Thank you, there is nearly no information on the web about brewing anaerobic coffee as espresso.
@curatolo1 Жыл бұрын
I'm still stuck on those 90's into early 2000s 1.5 ratio thick, gloopy, ristretto shots...just am...Kyle always tells me I'm nuts. (Using a dual boiler e61 with a PID and a Super Jolly w/SSP high uniformity burrs)
@BlackWhiteCoffeeRoasters11 ай бұрын
Yo! That's awesome. Those shots are delicious. I always say You brew You. After all its all about what makes you happy. You can still achieve the same ratio with anaerobic coffees. Just adjust your grind a touch coarser. The contact time for anaerobics need to be shorter (20-22 seconds).
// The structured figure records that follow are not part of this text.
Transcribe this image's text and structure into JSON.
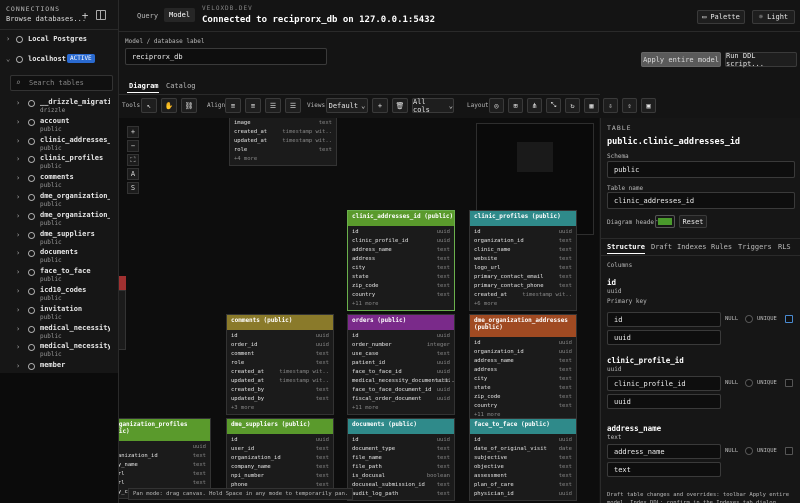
{
  "sidebar": {
    "section": "CONNECTIONS",
    "browse": "Browse databases...",
    "conns": [
      {
        "label": "Local Postgres"
      },
      {
        "label": "localhost",
        "badge": "ACTIVE"
      }
    ],
    "search_placeholder": "Search tables",
    "tables": [
      {
        "name": "__drizzle_migrati...",
        "schema": "drizzle"
      },
      {
        "name": "account",
        "schema": "public"
      },
      {
        "name": "clinic_addresses_...",
        "schema": "public"
      },
      {
        "name": "clinic_profiles",
        "schema": "public"
      },
      {
        "name": "comments",
        "schema": "public"
      },
      {
        "name": "dme_organization_...",
        "schema": "public"
      },
      {
        "name": "dme_organization_...",
        "schema": "public"
      },
      {
        "name": "dme_suppliers",
        "schema": "public"
      },
      {
        "name": "documents",
        "schema": "public"
      },
      {
        "name": "face_to_face",
        "schema": "public"
      },
      {
        "name": "icd10_codes",
        "schema": "public"
      },
      {
        "name": "invitation",
        "schema": "public"
      },
      {
        "name": "medical_necessity...",
        "schema": "public"
      },
      {
        "name": "medical_necessity...",
        "schema": "public"
      },
      {
        "name": "member",
        "schema": ""
      }
    ]
  },
  "top": {
    "tab_query": "Query",
    "tab_model": "Model",
    "brand": "VELOXDB.DEV",
    "status": "Connected to reciprorx_db on 127.0.0.1:5432",
    "palette": "Palette",
    "light": "Light"
  },
  "model": {
    "label": "Model / database label",
    "value": "reciprorx_db",
    "apply": "Apply entire model",
    "run_ddl": "Run DDL script..."
  },
  "subtabs": {
    "diagram": "Diagram",
    "catalog": "Catalog"
  },
  "toolbar": {
    "tools": "Tools",
    "align": "Align",
    "views": "Views",
    "view_default": "Default",
    "all_cols": "All cols",
    "layout": "Layout"
  },
  "canvas_tools": [
    "+",
    "−",
    "⛶",
    "A",
    "S"
  ],
  "status_hint": "Pan mode: drag canvas. Hold Space in any mode to temporarily pan.",
  "tables": {
    "top": {
      "rows": [
        {
          "n": "image",
          "t": "text"
        },
        {
          "n": "created_at",
          "t": "timestamp wit.."
        },
        {
          "n": "updated_at",
          "t": "timestamp wit.."
        },
        {
          "n": "role",
          "t": "text"
        }
      ],
      "more": "+4 more"
    },
    "clinic_addresses": {
      "title": "clinic_addresses_id (public)",
      "rows": [
        {
          "n": "id",
          "t": "uuid"
        },
        {
          "n": "clinic_profile_id",
          "t": "uuid"
        },
        {
          "n": "address_name",
          "t": "text"
        },
        {
          "n": "address",
          "t": "text"
        },
        {
          "n": "city",
          "t": "text"
        },
        {
          "n": "state",
          "t": "text"
        },
        {
          "n": "zip_code",
          "t": "text"
        },
        {
          "n": "country",
          "t": "text"
        }
      ],
      "more": "+11 more"
    },
    "clinic_profiles": {
      "title": "clinic_profiles (public)",
      "rows": [
        {
          "n": "id",
          "t": "uuid"
        },
        {
          "n": "organization_id",
          "t": "text"
        },
        {
          "n": "clinic_name",
          "t": "text"
        },
        {
          "n": "website",
          "t": "text"
        },
        {
          "n": "logo_url",
          "t": "text"
        },
        {
          "n": "primary_contact_email",
          "t": "text"
        },
        {
          "n": "primary_contact_phone",
          "t": "text"
        },
        {
          "n": "created_at",
          "t": "timestamp wit.."
        }
      ],
      "more": "+6 more"
    },
    "comments": {
      "title": "comments (public)",
      "rows": [
        {
          "n": "id",
          "t": "uuid"
        },
        {
          "n": "order_id",
          "t": "uuid"
        },
        {
          "n": "comment",
          "t": "text"
        },
        {
          "n": "role",
          "t": "text"
        },
        {
          "n": "created_at",
          "t": "timestamp wit.."
        },
        {
          "n": "updated_at",
          "t": "timestamp wit.."
        },
        {
          "n": "created_by",
          "t": "text"
        },
        {
          "n": "updated_by",
          "t": "text"
        }
      ],
      "more": "+3 more"
    },
    "orders": {
      "title": "orders (public)",
      "rows": [
        {
          "n": "id",
          "t": "uuid"
        },
        {
          "n": "order_number",
          "t": "integer"
        },
        {
          "n": "use_case",
          "t": "text"
        },
        {
          "n": "patient_id",
          "t": "uuid"
        },
        {
          "n": "face_to_face_id",
          "t": "uuid"
        },
        {
          "n": "medical_necessity_documentati..",
          "t": "uuid"
        },
        {
          "n": "face_to_face_document_id",
          "t": "uuid"
        },
        {
          "n": "fiscal_order_document",
          "t": "uuid"
        }
      ],
      "more": "+11 more"
    },
    "dme_org_addr": {
      "title": "dme_organization_addresses (public)",
      "rows": [
        {
          "n": "id",
          "t": "uuid"
        },
        {
          "n": "organization_id",
          "t": "uuid"
        },
        {
          "n": "address_name",
          "t": "text"
        },
        {
          "n": "address",
          "t": "text"
        },
        {
          "n": "city",
          "t": "text"
        },
        {
          "n": "state",
          "t": "text"
        },
        {
          "n": "zip_code",
          "t": "text"
        },
        {
          "n": "country",
          "t": "text"
        }
      ],
      "more": "+11 more"
    },
    "dme_org_profiles": {
      "title": "_organization_profiles (blic)",
      "rows": [
        {
          "n": "",
          "t": "uuid"
        },
        {
          "n": "organization_id",
          "t": "text"
        },
        {
          "n": "pany_name",
          "t": "text"
        },
        {
          "n": "e_url",
          "t": "text"
        },
        {
          "n": "s_url",
          "t": "text"
        },
        {
          "n": "hary_contact_phone",
          "t": "text"
        }
      ],
      "more": ""
    },
    "dme_suppliers": {
      "title": "dme_suppliers (public)",
      "rows": [
        {
          "n": "id",
          "t": "uuid"
        },
        {
          "n": "user_id",
          "t": "text"
        },
        {
          "n": "organization_id",
          "t": "text"
        },
        {
          "n": "company_name",
          "t": "text"
        },
        {
          "n": "npi_number",
          "t": "text"
        },
        {
          "n": "phone",
          "t": "text"
        }
      ],
      "more": ""
    },
    "documents": {
      "title": "documents (public)",
      "rows": [
        {
          "n": "id",
          "t": "uuid"
        },
        {
          "n": "document_type",
          "t": "text"
        },
        {
          "n": "file_name",
          "t": "text"
        },
        {
          "n": "file_path",
          "t": "text"
        },
        {
          "n": "is_docusal",
          "t": "boolean"
        },
        {
          "n": "docuseal_submission_id",
          "t": "text"
        },
        {
          "n": "audit_log_path",
          "t": "text"
        }
      ],
      "more": ""
    },
    "face_to_face": {
      "title": "face_to_face (public)",
      "rows": [
        {
          "n": "id",
          "t": "uuid"
        },
        {
          "n": "date_of_original_visit",
          "t": "date"
        },
        {
          "n": "subjective",
          "t": "text"
        },
        {
          "n": "objective",
          "t": "text"
        },
        {
          "n": "assessment",
          "t": "text"
        },
        {
          "n": "plan_of_care",
          "t": "text"
        },
        {
          "n": "physician_id",
          "t": "uuid"
        }
      ],
      "more": ""
    }
  },
  "panel": {
    "section": "TABLE",
    "title": "public.clinic_addresses_id",
    "schema_label": "Schema",
    "schema_value": "public",
    "name_label": "Table name",
    "name_value": "clinic_addresses_id",
    "header_label": "Diagram header",
    "reset": "Reset",
    "header_color": "#4a9a2c",
    "tabs": [
      "Structure",
      "Draft",
      "Indexes",
      "Rules",
      "Triggers",
      "RLS"
    ],
    "columns_label": "Columns",
    "cols": [
      {
        "name": "id",
        "type": "uuid",
        "pk": "Primary key",
        "v_name": "id",
        "v_type": "uuid",
        "null": "NULL",
        "unique": "UNIQUE"
      },
      {
        "name": "clinic_profile_id",
        "type": "uuid",
        "v_name": "clinic_profile_id",
        "v_type": "uuid",
        "null": "NULL",
        "unique": "UNIQUE"
      },
      {
        "name": "address_name",
        "type": "text",
        "v_name": "address_name",
        "v_type": "text",
        "null": "NULL",
        "unique": "UNIQUE"
      }
    ],
    "footer": "Draft table changes and overrides: toolbar Apply entire model. Index DDL: confirm in the Indexes tab dialog."
  },
  "colors": {
    "green": "#5a9a2c",
    "teal": "#2f8a8a",
    "gold": "#8a7a2a",
    "purple": "#7a2a8a",
    "rust": "#a04a22",
    "accent": "#2a6ad0"
  }
}
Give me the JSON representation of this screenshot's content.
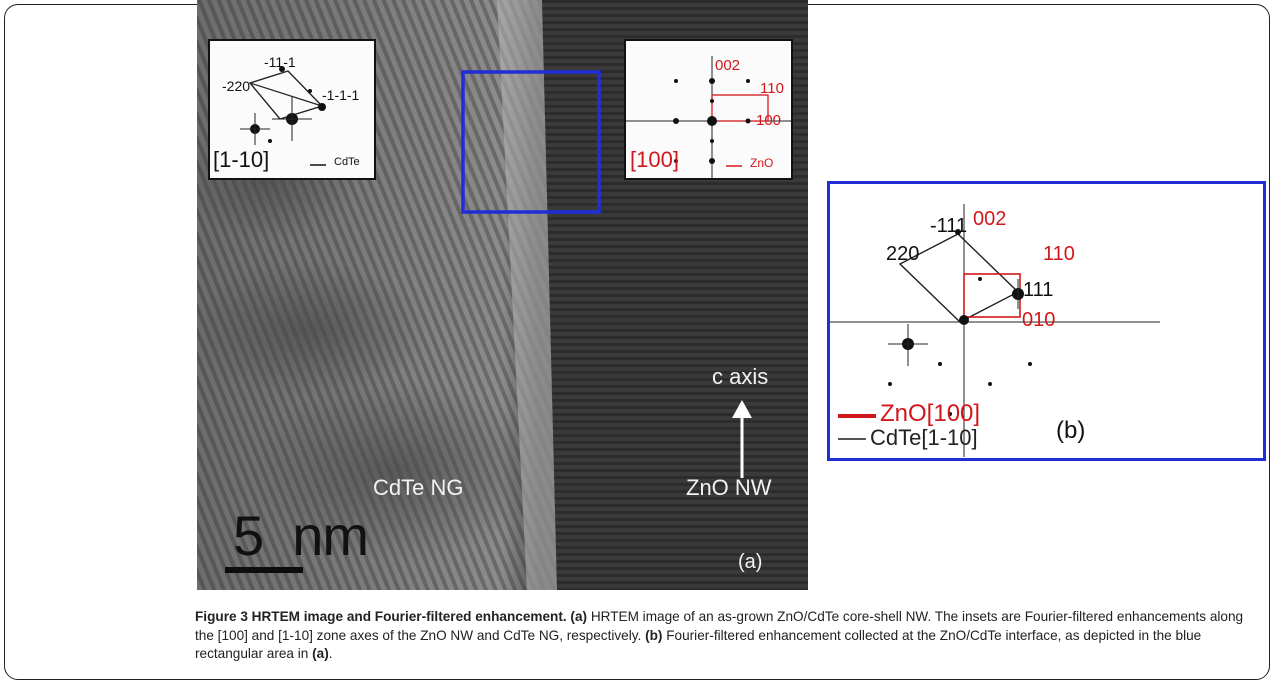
{
  "figure": {
    "panel_a": {
      "inset_cdte": {
        "spots": [
          "-11-1",
          "-220",
          "-1-1-1"
        ],
        "zone_axis": "[1-10]",
        "material": "CdTe"
      },
      "inset_zno": {
        "spots": [
          "002",
          "110",
          "100"
        ],
        "zone_axis": "[100]",
        "material": "ZnO"
      },
      "region_labels": {
        "cdte": "CdTe NG",
        "zno": "ZnO NW",
        "axis": "c axis"
      },
      "scale_bar": "5  nm",
      "panel_label": "(a)"
    },
    "panel_b": {
      "spots_black": [
        "-111",
        "220",
        "111"
      ],
      "spots_red": [
        "002",
        "110",
        "010"
      ],
      "legend": {
        "zno": "ZnO[100]",
        "cdte": "CdTe[1-10]"
      },
      "panel_label": "(b)",
      "colors": {
        "zno": "#d0181c",
        "cdte": "#222222",
        "frame": "#1f2ed6"
      }
    }
  },
  "caption": {
    "figure_number": "Figure 3",
    "title": "HRTEM image and Fourier-filtered enhancement.",
    "part_a_label": "(a)",
    "part_a_text": "HRTEM image of an as-grown ZnO/CdTe core-shell NW. The insets are Fourier-filtered enhancements along the [100] and [1-10] zone axes of the ZnO NW and CdTe NG, respectively.",
    "part_b_label": "(b)",
    "part_b_text": "Fourier-filtered enhancement collected at the ZnO/CdTe interface, as depicted in the blue rectangular area in",
    "part_b_ref": "(a)",
    "end": "."
  }
}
That tight ratio will give you an intense explosion of flavors which can be extremely fun. Let me know what you find with your e61. -Lem
@MereCashmere9 ай бұрын
A man after my own heart. I'm a Schomer devotee 😂
@pflaxman11 ай бұрын
Do you let the grinds saturate a little before you start your timer? Or is 20-22 seconds from the moment you start your machine? I'm using a flair 58 so can control the pressure. I usually let the grinds saturate ~10 seconds until it starts to drop into cup then bring it to 9 bars, but have never tried with anaerobic coffee before... Thanks!